The literature suggests that the use of 0.5% sodium hypochlorite can help disinfect denture liners and tissue conditioners. The incorporation of nystatin in those materials is also able to treat or prevent oral candidiasis. However, as most of the studies were in vitro, there is insufficient reliable evidence to truly provide recommendations regarding the ideal cleaning method or whether the addition of antifungal agents is worthwhile. Well-designed randomized controlled trials are needed to provide answers to these questions.

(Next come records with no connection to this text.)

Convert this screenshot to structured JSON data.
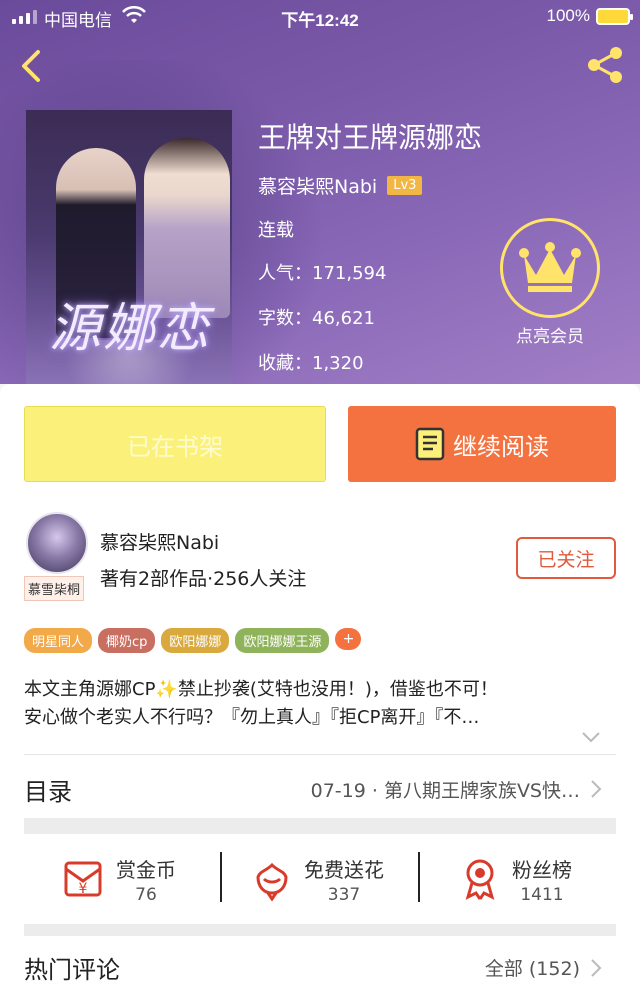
{
  "status_bar": {
    "carrier": "中国电信",
    "time": "下午12:42",
    "battery": "100%"
  },
  "book": {
    "title": "王牌对王牌源娜恋",
    "cover_title": "源娜恋",
    "author": "慕容枈熙Nabi",
    "author_level": "Lv3",
    "status": "连载",
    "popularity": "人气：171,594",
    "word_count": "字数：46,621",
    "favorites": "收藏：1,320"
  },
  "vip": {
    "label": "点亮会员"
  },
  "actions": {
    "shelf_label": "已在书架",
    "read_label": "继续阅读"
  },
  "author_info": {
    "name": "慕容枈熙Nabi",
    "avatar_tag": "慕雪枈桐",
    "meta": "著有2部作品·256人关注",
    "follow_label": "已关注"
  },
  "tags": [
    {
      "label": "明星同人",
      "color": "#f2a94a"
    },
    {
      "label": "椰奶cp",
      "color": "#c96f62"
    },
    {
      "label": "欧阳娜娜",
      "color": "#d9a93e"
    },
    {
      "label": "欧阳娜娜王源",
      "color": "#8fb35a"
    }
  ],
  "tag_more": "+",
  "intro": {
    "line1": "本文主角源娜CP✨禁止抄袭(艾特也没用！)，借鉴也不可！",
    "line2": "安心做个老实人不行吗？『勿上真人』『拒CP离开』『不…"
  },
  "toc": {
    "label": "目录",
    "latest": "07-19 · 第八期王牌家族VS快…"
  },
  "stats": [
    {
      "label": "赏金币",
      "value": "76",
      "icon": "coin-envelope-icon"
    },
    {
      "label": "免费送花",
      "value": "337",
      "icon": "flower-icon"
    },
    {
      "label": "粉丝榜",
      "value": "1411",
      "icon": "medal-icon"
    }
  ],
  "comments": {
    "label": "热门评论",
    "all": "全部 (152)"
  },
  "colors": {
    "header_purple": "#7a5aa8",
    "shelf_yellow": "#fbf17a",
    "read_orange": "#f3723f",
    "follow_red": "#e05a3c",
    "crown_yellow": "#ffe36b"
  }
}
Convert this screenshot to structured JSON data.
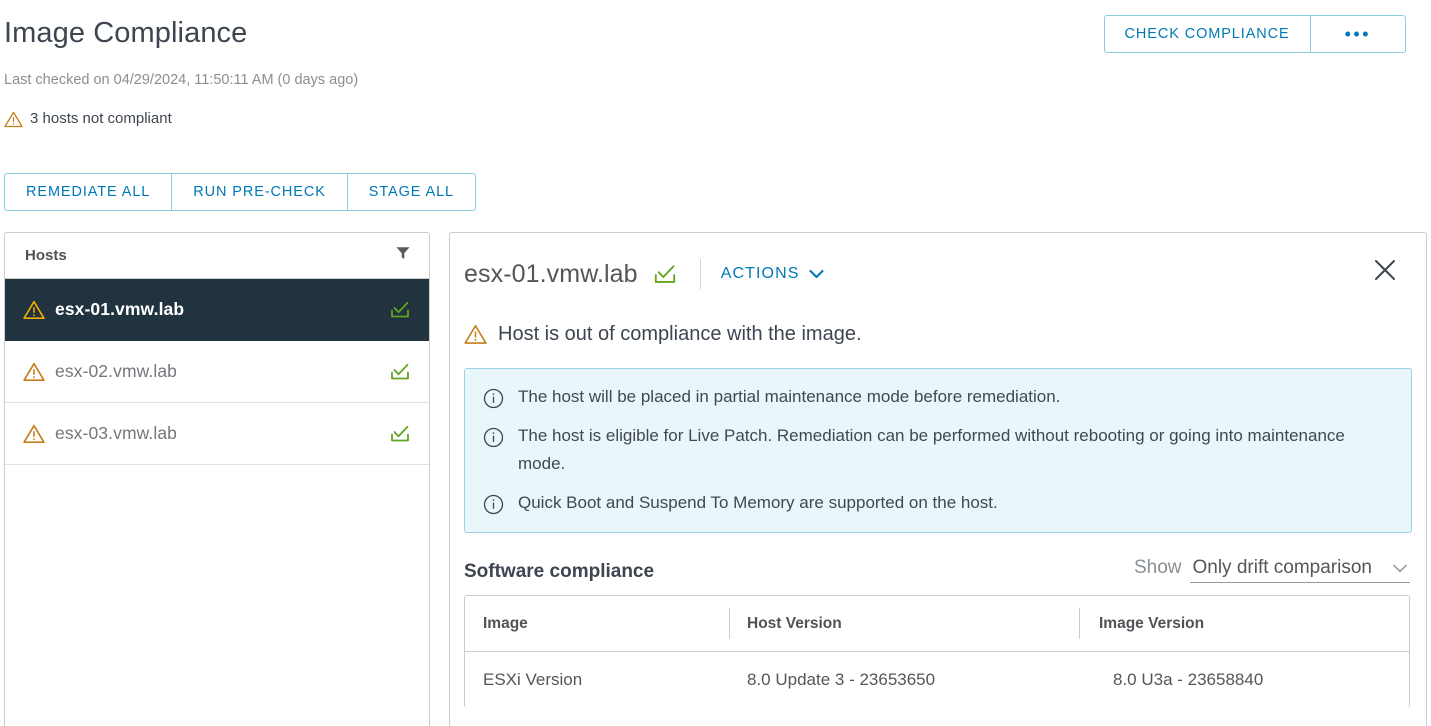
{
  "header": {
    "title": "Image Compliance",
    "last_checked": "Last checked on 04/29/2024, 11:50:11 AM (0 days ago)",
    "status_text": "3 hosts not compliant",
    "check_compliance_label": "CHECK COMPLIANCE",
    "overflow_label": "•••"
  },
  "toolbar": {
    "buttons": [
      {
        "label": "REMEDIATE ALL"
      },
      {
        "label": "RUN PRE-CHECK"
      },
      {
        "label": "STAGE ALL"
      }
    ]
  },
  "hosts_panel": {
    "header_label": "Hosts",
    "filter_icon": "filter-funnel-icon",
    "rows": [
      {
        "name": "esx-01.vmw.lab",
        "selected": true,
        "status_icon": "warning-triangle-icon",
        "action_icon": "stage-tray-check-icon"
      },
      {
        "name": "esx-02.vmw.lab",
        "selected": false,
        "status_icon": "warning-triangle-icon",
        "action_icon": "stage-tray-check-icon"
      },
      {
        "name": "esx-03.vmw.lab",
        "selected": false,
        "status_icon": "warning-triangle-icon",
        "action_icon": "stage-tray-check-icon"
      }
    ]
  },
  "detail": {
    "host_name": "esx-01.vmw.lab",
    "host_icon": "stage-tray-check-icon",
    "actions_label": "ACTIONS",
    "actions_chevron": "chevron-down-icon",
    "close_icon": "close-icon",
    "compliance_warning": "Host is out of compliance with the image.",
    "compliance_warning_icon": "warning-triangle-icon",
    "info_messages": [
      "The host will be placed in partial maintenance mode before remediation.",
      "The host is eligible for Live Patch. Remediation can be performed without rebooting or going into maintenance mode.",
      "Quick Boot and Suspend To Memory are supported on the host."
    ],
    "software_compliance": {
      "title": "Software compliance",
      "show_label": "Show",
      "show_value": "Only drift comparison",
      "show_chevron": "chevron-down-icon",
      "table": {
        "columns": [
          "Image",
          "Host Version",
          "Image Version"
        ],
        "rows": [
          {
            "image": "ESXi Version",
            "host_version": "8.0 Update 3 - 23653650",
            "image_version": "8.0 U3a - 23658840"
          }
        ]
      }
    }
  },
  "colors": {
    "accent_link": "#0079b8",
    "warning_amber": "#c47d17",
    "warning_amber_selected": "#f0ab00",
    "success_green": "#62a420",
    "selected_row_bg": "#20333f",
    "info_bg": "#e9f7fb",
    "info_border": "#9cd2e6"
  }
}
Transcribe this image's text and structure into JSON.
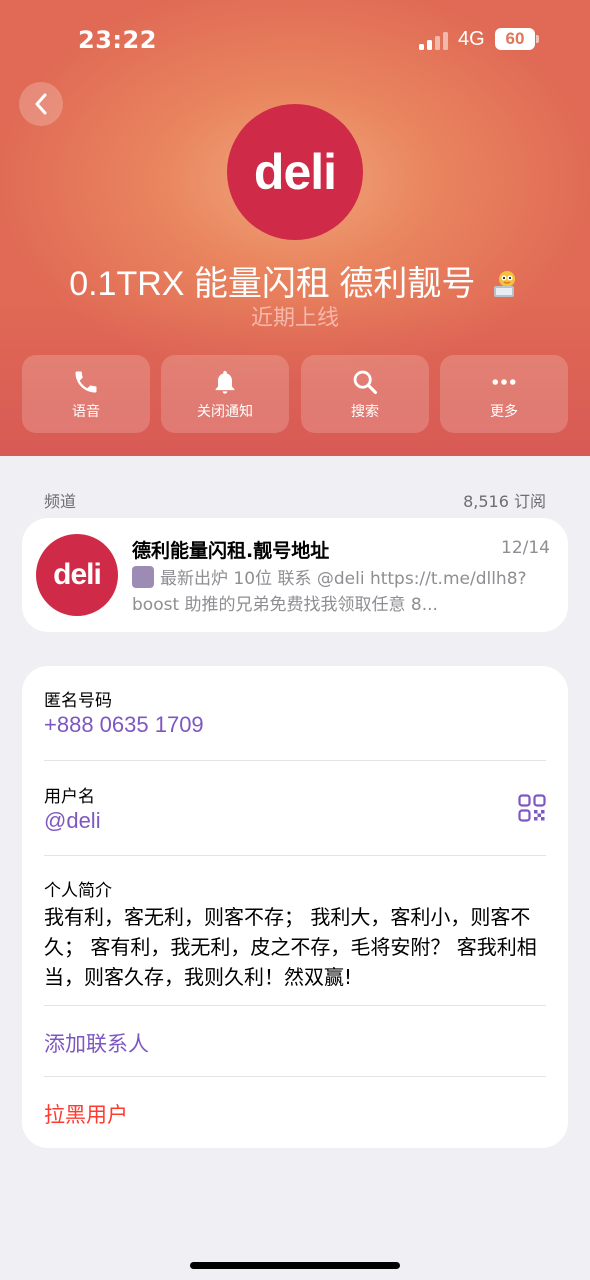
{
  "status_bar": {
    "time": "23:22",
    "network": "4G",
    "battery": "60"
  },
  "header": {
    "avatar_text": "deli",
    "title": "0.1TRX 能量闪租 德利靓号",
    "title_emoji": "duck-laptop-emoji",
    "subtitle": "近期上线",
    "accent_color": "#e07558"
  },
  "actions": [
    {
      "icon": "phone-icon",
      "label": "语音"
    },
    {
      "icon": "bell-icon",
      "label": "关闭通知"
    },
    {
      "icon": "search-icon",
      "label": "搜索"
    },
    {
      "icon": "more-icon",
      "label": "更多"
    }
  ],
  "channel_section": {
    "label": "频道",
    "subscribers": "8,516 订阅",
    "card": {
      "avatar_text": "deli",
      "title": "德利能量闪租.靓号地址",
      "date": "12/14",
      "preview": "最新出炉 10位 联系 @deli https://t.me/dllh8?boost 助推的兄弟免费找我领取任意 8..."
    }
  },
  "info": {
    "phone_label": "匿名号码",
    "phone_value": "+888 0635 1709",
    "username_label": "用户名",
    "username_value": "@deli",
    "bio_label": "个人简介",
    "bio_text": "我有利，客无利，则客不存； 我利大，客利小，则客不久； 客有利，我无利，皮之不存，毛将安附？ 客我利相当，则客久存，我则久利！然双赢!",
    "add_contact": "添加联系人",
    "block_user": "拉黑用户"
  }
}
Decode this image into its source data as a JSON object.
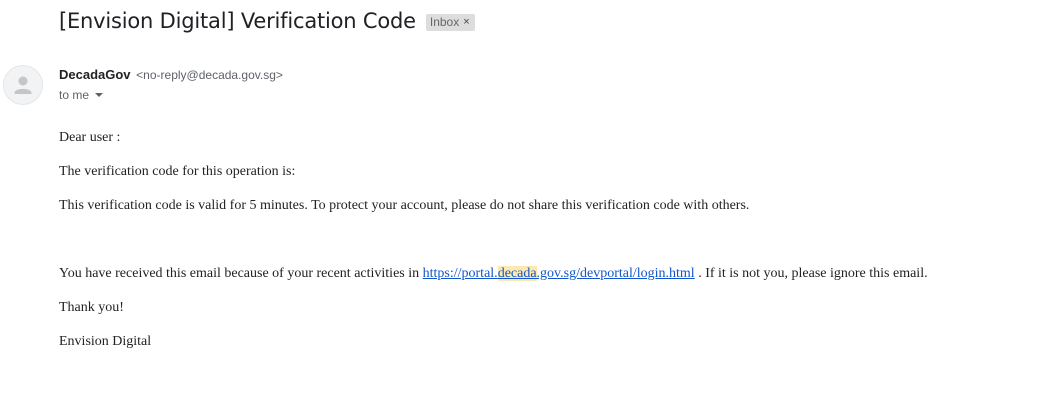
{
  "email": {
    "subject": "[Envision Digital] Verification Code",
    "label": {
      "text": "Inbox",
      "remove_glyph": "×"
    },
    "sender": {
      "name": "DecadaGov",
      "email": "<no-reply@decada.gov.sg>"
    },
    "recipient": {
      "text": "to me"
    },
    "body": {
      "greeting": "Dear user :",
      "code_line": "The verification code for this operation is:",
      "validity_line": "This verification code is valid for 5 minutes. To protect your account, please do not share this verification code with others.",
      "activity_prefix": "You have received this email because of your recent activities in ",
      "link": {
        "part_before": "https://portal.",
        "highlight": "decada",
        "part_after": ".gov.sg/devportal/login.html"
      },
      "activity_suffix": " . If it is not you, please ignore this email.",
      "thanks": "Thank you!",
      "signature": "Envision Digital"
    }
  },
  "colors": {
    "link": "#1155cc",
    "search_highlight": "#fce8b2",
    "label_chip_bg": "#dddddd",
    "avatar_bg": "#f1f3f4",
    "avatar_figure": "#c4c7c5"
  },
  "icons": {
    "avatar": "default-person-icon",
    "recipient_toggle": "caret-down-icon",
    "label_remove": "close-icon"
  }
}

义齿衬垫以其较差的物理性能而闻名,这些性能有利于牙菌斑的积累和念珠菌的定植,这会刺激口腔组织并导致义齿性口炎。
进行了系统评价,以确定预防义齿衬垫中念珠菌定植的方案的可行性,以及真菌定植后对衬垫材料进行有效治疗的方案。
根据 PRISMA 声明,选择了评估治疗和/或预防义齿衬垫中念珠菌定植和生物膜形成的临床和体外研究。从 1950 年到 2012 年 4 月,使用“义齿衬垫”或“重新衬垫”或“组织调节剂”和“念珠菌”或“义齿性口炎”或“口腔念珠菌病”或“抗真菌剂”或“义齿清洁”等关键词,在七个电子数据库中进行了搜索。
在本系统评价中,最常描述的方法是将制霉菌素(通常为 500 万单位)掺入组织调节剂中以预防疾病的发生和将义齿浸泡在次氯酸钠中进行消毒。这两种方法都能够预防或抑制念珠菌的定植,具体取决于其浓度。0.5%的次氯酸钠浓度可以对组织调节剂和义齿衬垫进行消毒。微波辐射也被描述为一种替代消毒方法。由于缺乏标准化的结果(尤其是在执行微生物计数时使用的方法方面),因此无法进行荟萃分析。
文献表明,使用 0.5%的次氯酸钠有助于消毒义齿衬垫和组织调节剂。在这些材料中掺入制霉菌素也能够治疗或预防口腔念珠菌病。然而,由于大多数研究都是在体外进行的,因此没有足够可靠的证据来真正提供有关理想清洁方法的建议,或者添加抗真菌剂是否值得。需要进行设计良好的随机对照试验来回答这些问题。